Light foods are placed on light tableware, and heavy foods are placed on heavy tableware based on human judgment. When the statistics are aggregated, a good correlation with a correlation function X of 0.8 or more is obtained. Therefore, based on this weight, the relationship shown in FIG. 15 is obtained.

Note that FIG. 15 shows reheating of boiled food. For example, it can process quite a lot of daily menus such as rice, milk, coffee, curry, udon, bowls, and various side dishes.

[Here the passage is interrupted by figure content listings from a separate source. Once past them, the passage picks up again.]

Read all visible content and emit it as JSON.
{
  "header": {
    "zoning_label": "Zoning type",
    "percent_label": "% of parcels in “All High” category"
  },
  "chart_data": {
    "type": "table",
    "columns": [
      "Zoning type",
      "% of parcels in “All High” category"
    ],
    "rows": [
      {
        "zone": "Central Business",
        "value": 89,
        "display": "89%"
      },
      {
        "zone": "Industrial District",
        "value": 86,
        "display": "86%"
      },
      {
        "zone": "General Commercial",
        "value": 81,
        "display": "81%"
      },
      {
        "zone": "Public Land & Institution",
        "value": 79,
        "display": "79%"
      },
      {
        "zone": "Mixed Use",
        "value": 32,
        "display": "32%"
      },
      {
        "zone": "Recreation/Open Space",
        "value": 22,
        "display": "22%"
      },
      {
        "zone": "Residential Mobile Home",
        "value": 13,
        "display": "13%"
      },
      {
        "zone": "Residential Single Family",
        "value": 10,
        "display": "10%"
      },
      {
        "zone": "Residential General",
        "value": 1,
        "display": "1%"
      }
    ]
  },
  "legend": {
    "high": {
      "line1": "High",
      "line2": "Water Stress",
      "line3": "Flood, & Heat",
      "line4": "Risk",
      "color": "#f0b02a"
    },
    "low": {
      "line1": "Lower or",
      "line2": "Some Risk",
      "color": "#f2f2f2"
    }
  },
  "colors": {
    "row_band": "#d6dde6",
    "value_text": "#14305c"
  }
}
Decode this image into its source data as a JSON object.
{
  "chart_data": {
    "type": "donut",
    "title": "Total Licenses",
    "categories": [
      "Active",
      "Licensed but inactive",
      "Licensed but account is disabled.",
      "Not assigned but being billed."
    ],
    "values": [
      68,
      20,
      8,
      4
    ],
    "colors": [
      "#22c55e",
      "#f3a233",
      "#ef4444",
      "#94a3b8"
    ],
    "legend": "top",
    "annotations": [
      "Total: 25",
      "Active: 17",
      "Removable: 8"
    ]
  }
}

Moreover, since the heating finish of the products in this distribution range is within the ±15% range temperature, there is no problem at all in using the reheating mode in practice. Of course, if you are cooking without tableware, such as cooking spinach by wrapping it in a lamp, the relationship between TI and weight will be the same as in Section 2.
It can be processed using the weight function ω).

〔Effect of the invention〕

- As explained above, according to the present invention, the rate of change in the generation rate of steam or gas generated by the heating means is determined, and the rate of change is determined based on the time from the start of heating when this rate of change reaches a set value. Since the time from this time to the end of heating is set, there is no possibility of over-heating or under-heating. Furthermore, if the time required to complete steam heating is set according to the weight of the food to be cooked, there is no need to adjust the heating time depending on the weight, and the heating time can be automatically set.

[Brief explanation of the drawing]

1 to 3 are an external view and a simplified block diagram showing an embodiment of the heating cooker according to the present invention, FIGS. 4 to 8 are time charts and flow charts for explaining its operation, and FIG. The 151st HU is the force g according to the present invention.
It is a flow chart and a characteristic diagram for explaining other examples of a heat cooker. 1...Main body, 2...Heating chamber, 3...Operation unit,! i
, 6... Heater, 7... Magnetron, 9... Gas sensor, 10... Microcomputer, 17...
- Heating state detection means, 1B... Counting section, 19... Calculating section, 20... Memory, 21... Heating control section. Agent Masuo Oiwa (2 idiots) Figure 4

Claims (3)

[Claims] (1) a sensor that detects steam or gas generated by heating food with a heating means; and a heating state determination means that determines the rate of change in the rate of generation of the steam or gas based on the output of this sensor; It is characterized by comprising a counting means for counting the time from the start of heating when the rate of change reaches a set value, and a control means for setting the time until the end of heating based on the counted time. A heating cooker. (2) The cooking device according to claim 1, characterized in that the time until the end of heating is set in relation to the counting time counted by the counting means. (3) a sensor that detects the steam or gas generated by heating the food with the heating means; and a heating state determining means that determines the rate of change in the rate of generation of the steam or gas based on the output of the sensor; A counting means for counting the time from the start of heating when the rate of change reaches a set value, a control means for setting the time until the end of heating, and a weight detection means for detecting the weight of the food. A heating cooking device, characterized in that the control means sets the time until the end of heating based on the time counted by the counting means and the weight detected by the weight detecting means.